Gani Jakupi: Je suis né dans les montagnes du Nord du Kosovo. J’ai grandi et fait mes études au Kosovo. Je suis ingénieur en électronique et télécommunications ; malheureusement, je ne suis jamais parvenu à mettre en pratique mes connaissance, car mon diplôme n’était pas reconnu en France, et moi je n’avais pas les moyens pour reprendre les études. Je ne me rappelle plus de l’année exacte où je suis parti à l’étranger pour la première fois, mais en tout cas, en 1978 je sillonnais déjà l’Europe occidentale avec un sac à dos.

Albinfo.ch:  Selon Wikipédia, vous avez publié votre première BD à 13 ans. Comment avez-vous commencé?

Gani Jakupi: Au départ, je publiais des poésies. J’ai toujours dessiné, et je me rappelle qu’à huit ans, pendant une maladie, comme on me laissait rien faire, j’ai pris du papier et j’ai fait une page de BD. Effectivement, à treize ans, j’ai réalisé une petite histoire de trois pages, publiée par un magazine d’enfants. J’ai enchaîné la collaboration avec la presse régionale, ensuite celle des autres république de l’ex-Yougoslavie.

Albinfo.ch:  Ensuite, vous êtes parti à l’étranger?

Gani Jakupi: J’étais bien naïf: je me suis rendu à Paris avec six dessins sous le bras! Et au lieu d’aborder des petites journaux, je suis allé directement à “Jour de France”, “Figaro”, France Soir”, et je ne me rappelle plus où encore! Ils devaient trouver ça amusant, sympathique même, car on me donna des conseils et on me redirigea vers des publications plus modestes. Durant quelques années, j’ai fait du dessin de presse, avant de m’introduire graduellement dans le monde de la BD. J’ai débuté dans des fanzines, en collaborant avec un scénariste. Ça m’a surtout permis d’apprendre les ficelles du métier, et de proposer un projet de série avec Hugues Labiano au dessin.

Albinfo.ch: Quels ont été vos premiers succès en France?

Gani Jakupi : La trilogie “Matador” (1991-1994), avec Hugues Labiano, eut un retentissement certain.
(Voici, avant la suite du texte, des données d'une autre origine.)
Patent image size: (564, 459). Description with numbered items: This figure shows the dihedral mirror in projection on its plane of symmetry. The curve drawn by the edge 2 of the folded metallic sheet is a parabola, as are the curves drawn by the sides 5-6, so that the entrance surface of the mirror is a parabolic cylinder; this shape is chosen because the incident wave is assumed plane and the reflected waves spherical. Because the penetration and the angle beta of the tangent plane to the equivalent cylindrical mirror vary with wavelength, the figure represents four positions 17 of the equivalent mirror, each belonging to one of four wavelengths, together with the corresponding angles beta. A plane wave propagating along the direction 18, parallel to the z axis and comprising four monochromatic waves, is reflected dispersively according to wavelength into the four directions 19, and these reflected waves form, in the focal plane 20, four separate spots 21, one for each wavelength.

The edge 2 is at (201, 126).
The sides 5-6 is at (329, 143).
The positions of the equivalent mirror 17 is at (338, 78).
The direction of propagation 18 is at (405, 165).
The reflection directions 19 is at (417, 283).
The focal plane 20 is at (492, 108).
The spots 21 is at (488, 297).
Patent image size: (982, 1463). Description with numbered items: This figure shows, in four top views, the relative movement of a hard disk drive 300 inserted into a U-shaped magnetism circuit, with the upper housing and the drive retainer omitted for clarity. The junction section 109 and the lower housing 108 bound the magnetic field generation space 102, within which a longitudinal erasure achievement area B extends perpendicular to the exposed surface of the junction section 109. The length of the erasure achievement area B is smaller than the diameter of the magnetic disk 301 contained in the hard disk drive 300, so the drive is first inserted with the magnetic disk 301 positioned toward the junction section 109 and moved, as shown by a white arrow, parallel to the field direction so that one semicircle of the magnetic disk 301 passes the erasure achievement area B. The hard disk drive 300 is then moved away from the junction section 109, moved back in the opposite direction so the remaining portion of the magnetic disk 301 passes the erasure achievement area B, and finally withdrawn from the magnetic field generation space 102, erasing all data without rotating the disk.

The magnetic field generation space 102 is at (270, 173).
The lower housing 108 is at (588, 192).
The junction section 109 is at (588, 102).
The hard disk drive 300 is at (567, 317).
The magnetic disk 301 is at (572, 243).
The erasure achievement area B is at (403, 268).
Hélas, par la suite, j’ai gaspillé ma chance, avec des collaborations malencontreuses, en me trouvant au bon endroit mais au mauvais moment (notamment lors de l’achat de la maison d’édition Dargaud par un group qu’on considérait religieux et qui provoqua la débandade des grands auteurs). Parallèlement, je commençais à ressentir un désenchantement avec les thèmes que traitait la BD de l’époque.

Albinfo.ch: Vous avez abandonné la France pour vous installer en Espagne. Que vous attira-t-il à Barcelone?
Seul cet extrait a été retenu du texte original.